Ölülerimizin sevaplarını arttırmak,yüzlerini nurlandırmak için neler yapabilriz

el_feta ´isimli üyeden Alıntı ↑...



  1. Alt 06-15-2012, 23:20 #11
    alptraum Mesajlar: 38.107
    Blog Başlıkları: 28
    el_feta´isimli üyeden Alıntı
    Bu konuyu ispatlayacak bir yığın hadis ya da rivayet bulabilirsiniz. Size bu rivayetlerin tutarlılığını anlamanız için sormuştum, siz Allah Resulü nün mesela uhud şehidi hamza as için, sahabesi ile toplanıp kuran okuyup hasıl olan sevabı amcasına yolladığını duydunuz ya da okudunuz mu hiç?
    O mezar başında kuran okumak, kabre gitmenin esprilerinin bunlar olduğunu düşünmüyorum

    Resulullah in annesi icin mezar basinda okudugu dua hadislerde var.

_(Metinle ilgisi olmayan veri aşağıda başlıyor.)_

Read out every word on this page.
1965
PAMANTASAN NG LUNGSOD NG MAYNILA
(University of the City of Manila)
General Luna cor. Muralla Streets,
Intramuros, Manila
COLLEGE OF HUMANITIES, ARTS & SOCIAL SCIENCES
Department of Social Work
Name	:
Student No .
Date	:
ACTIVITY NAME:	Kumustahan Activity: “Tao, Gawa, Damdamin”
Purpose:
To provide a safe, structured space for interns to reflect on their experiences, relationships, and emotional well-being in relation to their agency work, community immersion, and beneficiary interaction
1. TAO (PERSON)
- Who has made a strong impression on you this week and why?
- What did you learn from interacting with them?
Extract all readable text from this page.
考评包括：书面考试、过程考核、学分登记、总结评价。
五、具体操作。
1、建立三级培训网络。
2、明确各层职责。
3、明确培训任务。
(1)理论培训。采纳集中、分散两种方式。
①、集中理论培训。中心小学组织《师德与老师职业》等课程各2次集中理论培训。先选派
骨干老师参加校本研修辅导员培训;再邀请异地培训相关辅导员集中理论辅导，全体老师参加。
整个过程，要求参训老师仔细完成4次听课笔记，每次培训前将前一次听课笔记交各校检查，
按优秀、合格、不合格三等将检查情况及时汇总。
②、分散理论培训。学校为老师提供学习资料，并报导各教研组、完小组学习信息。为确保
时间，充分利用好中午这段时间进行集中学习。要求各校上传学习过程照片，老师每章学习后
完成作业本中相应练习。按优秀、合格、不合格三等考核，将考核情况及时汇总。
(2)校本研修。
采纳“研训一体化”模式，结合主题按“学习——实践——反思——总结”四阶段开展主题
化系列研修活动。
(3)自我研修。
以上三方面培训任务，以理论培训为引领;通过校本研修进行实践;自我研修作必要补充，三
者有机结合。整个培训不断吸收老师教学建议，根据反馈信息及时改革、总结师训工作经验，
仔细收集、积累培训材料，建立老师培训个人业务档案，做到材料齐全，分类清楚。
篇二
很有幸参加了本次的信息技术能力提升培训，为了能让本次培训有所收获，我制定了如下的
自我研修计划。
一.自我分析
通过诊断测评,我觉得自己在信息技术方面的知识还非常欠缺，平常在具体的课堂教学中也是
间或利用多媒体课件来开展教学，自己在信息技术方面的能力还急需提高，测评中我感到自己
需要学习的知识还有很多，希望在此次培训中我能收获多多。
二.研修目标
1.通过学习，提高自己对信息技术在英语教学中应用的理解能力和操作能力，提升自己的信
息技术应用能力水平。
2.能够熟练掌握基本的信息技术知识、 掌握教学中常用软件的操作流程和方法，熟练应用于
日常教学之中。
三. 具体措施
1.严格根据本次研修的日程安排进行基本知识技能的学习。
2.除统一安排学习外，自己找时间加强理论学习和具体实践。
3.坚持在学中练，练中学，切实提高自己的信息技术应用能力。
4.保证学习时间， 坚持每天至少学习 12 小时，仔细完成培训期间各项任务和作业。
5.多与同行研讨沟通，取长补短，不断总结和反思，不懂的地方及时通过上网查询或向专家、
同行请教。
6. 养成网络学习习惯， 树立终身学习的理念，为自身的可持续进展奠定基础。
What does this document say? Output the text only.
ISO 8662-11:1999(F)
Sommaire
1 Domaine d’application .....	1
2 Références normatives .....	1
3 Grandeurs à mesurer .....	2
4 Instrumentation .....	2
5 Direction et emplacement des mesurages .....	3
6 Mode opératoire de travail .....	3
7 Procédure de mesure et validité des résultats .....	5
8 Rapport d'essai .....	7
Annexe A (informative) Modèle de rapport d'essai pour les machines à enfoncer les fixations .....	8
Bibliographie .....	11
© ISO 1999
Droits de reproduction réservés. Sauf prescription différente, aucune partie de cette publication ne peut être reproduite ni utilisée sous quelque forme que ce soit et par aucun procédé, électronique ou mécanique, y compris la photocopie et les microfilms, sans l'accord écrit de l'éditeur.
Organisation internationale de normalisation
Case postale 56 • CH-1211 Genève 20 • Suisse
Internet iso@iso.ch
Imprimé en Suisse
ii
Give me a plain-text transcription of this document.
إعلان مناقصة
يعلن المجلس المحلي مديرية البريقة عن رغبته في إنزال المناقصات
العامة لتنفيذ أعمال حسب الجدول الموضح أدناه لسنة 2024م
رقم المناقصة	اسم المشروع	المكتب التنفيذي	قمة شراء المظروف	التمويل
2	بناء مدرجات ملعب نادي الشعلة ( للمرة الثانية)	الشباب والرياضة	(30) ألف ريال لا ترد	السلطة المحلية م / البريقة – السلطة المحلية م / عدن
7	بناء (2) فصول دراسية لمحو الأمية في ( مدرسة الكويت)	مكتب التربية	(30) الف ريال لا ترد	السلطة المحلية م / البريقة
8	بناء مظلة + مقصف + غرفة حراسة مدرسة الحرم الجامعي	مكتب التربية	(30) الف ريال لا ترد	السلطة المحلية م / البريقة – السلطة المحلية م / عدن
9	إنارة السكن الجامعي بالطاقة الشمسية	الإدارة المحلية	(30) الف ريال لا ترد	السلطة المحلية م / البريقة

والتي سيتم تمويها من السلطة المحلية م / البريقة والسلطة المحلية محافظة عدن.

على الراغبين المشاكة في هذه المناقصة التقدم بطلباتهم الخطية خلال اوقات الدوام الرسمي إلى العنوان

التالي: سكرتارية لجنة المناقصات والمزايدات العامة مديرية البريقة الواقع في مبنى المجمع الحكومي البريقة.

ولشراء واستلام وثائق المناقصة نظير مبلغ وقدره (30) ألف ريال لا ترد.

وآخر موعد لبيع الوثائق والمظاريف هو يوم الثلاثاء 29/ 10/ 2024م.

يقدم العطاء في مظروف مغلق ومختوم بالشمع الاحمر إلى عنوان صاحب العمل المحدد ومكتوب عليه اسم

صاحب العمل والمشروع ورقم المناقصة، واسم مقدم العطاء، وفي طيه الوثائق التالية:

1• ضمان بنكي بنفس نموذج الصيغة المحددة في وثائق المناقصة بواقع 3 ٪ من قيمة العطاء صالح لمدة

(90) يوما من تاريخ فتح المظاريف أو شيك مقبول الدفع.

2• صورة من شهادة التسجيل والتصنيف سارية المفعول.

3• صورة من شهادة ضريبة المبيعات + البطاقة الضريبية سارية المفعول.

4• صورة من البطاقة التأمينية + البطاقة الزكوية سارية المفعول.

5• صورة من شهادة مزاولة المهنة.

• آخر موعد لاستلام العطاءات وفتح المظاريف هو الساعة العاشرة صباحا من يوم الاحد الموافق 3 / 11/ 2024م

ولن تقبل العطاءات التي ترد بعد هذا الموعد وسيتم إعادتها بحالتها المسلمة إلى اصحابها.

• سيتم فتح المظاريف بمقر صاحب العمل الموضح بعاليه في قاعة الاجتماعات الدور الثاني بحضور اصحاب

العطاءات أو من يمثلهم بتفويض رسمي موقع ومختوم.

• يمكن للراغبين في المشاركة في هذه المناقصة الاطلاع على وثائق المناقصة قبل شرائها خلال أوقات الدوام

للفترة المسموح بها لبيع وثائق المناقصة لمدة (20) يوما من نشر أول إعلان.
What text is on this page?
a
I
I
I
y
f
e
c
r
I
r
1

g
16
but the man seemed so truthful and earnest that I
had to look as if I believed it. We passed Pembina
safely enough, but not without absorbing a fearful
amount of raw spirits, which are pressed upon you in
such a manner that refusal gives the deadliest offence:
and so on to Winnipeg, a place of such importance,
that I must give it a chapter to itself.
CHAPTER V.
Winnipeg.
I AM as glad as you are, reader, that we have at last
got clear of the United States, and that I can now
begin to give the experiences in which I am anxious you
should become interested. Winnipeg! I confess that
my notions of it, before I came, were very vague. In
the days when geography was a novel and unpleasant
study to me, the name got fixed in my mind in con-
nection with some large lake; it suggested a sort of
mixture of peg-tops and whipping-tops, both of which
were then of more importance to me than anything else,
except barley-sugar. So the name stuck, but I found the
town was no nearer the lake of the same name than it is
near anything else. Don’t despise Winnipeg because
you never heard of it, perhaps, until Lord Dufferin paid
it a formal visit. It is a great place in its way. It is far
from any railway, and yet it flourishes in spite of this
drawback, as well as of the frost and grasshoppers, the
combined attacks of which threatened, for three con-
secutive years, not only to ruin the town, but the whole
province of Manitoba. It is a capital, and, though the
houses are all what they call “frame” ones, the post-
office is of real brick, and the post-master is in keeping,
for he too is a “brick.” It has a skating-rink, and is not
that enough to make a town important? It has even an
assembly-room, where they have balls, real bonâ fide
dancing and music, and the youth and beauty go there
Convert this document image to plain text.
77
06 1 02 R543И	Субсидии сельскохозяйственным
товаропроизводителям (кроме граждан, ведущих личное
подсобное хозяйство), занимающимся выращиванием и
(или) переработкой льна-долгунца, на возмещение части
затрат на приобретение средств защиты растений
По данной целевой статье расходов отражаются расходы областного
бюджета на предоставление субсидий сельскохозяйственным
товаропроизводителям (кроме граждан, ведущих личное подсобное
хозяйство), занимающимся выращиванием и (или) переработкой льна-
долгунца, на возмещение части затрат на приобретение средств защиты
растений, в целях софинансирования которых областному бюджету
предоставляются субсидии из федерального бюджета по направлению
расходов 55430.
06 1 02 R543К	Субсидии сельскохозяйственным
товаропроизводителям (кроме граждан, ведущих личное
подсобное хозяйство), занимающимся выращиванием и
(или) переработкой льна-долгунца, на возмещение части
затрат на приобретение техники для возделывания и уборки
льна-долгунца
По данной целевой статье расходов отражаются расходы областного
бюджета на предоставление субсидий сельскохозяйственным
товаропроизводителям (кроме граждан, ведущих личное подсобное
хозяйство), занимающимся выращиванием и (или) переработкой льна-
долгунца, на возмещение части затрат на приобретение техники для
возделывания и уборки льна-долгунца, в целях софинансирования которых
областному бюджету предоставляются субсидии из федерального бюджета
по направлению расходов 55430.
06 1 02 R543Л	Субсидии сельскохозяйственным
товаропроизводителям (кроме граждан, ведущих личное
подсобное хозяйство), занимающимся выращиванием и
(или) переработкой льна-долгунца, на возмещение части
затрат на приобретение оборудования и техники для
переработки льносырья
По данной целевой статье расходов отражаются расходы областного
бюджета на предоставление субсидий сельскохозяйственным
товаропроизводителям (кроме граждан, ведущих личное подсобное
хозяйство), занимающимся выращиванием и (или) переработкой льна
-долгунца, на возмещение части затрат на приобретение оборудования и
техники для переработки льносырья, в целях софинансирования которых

    el_feta ve Henna bunu beğendiler.
  2. Alt 06-16-2012, 15:18 #12
    el_feta Mesajlar: 1.168
    eywallah kardeşim..
    Resulullah'ın annesi müslüman ve cennetlik midir, ben bilmiyorum.
    Dua edebilir hem, benim pek aklıma dinime yatmayan dua edilmesi değil. Sevap işleyip (hassaten kuran okuyup) sevabını yollamak.. garip gelen bu...

    Henna bunu beğendi.
  3. Alt 06-16-2012, 23:08 #13
    Ziyaretci
    Henna Mesajlar: n/a
    ne edersen burda et diyorsun sankim ...

    el_feta bunu beğendi.
  4. Alt 06-18-2012, 09:20 #14
    (cennet) Mesajlar: 113
    Kabir Azabının Hafifletilmesi;
    Resulullah (sav) bir mezarlıktan geçerken, iki mezardaki ölünün bazı küçük şeylerden dolayı azap çekmekte olduklarını gördü. Bu iki mezardaki ölülerden biri hayatında laf taşıyıcılık yapıyor, diğeri ise idrardan sakınmıyordu. Bunun üzerine yanındakilere “Bana iki tane hurma fidanı getirin” buyurur.İki tane fidan getirilince birini bir kabrin başına ,diğerini de diğer kabrin başına diker, sonra da” Bu fidanlar yaş kaldığı müddetçe o ikisinin çekmekte olduğu azabın hafifletilmesi umulur." buyurur.

    Hadis-i şerif şöyledir;
    Bir müminin kabrini ziyaret ederken;"Allahümme inni eselüke-bi-hürmeti Muhammed aleyhisselam en la tüazzibe hazelmeyyit" denirse o ölünün azabı kıyamete kadar kaldırılır.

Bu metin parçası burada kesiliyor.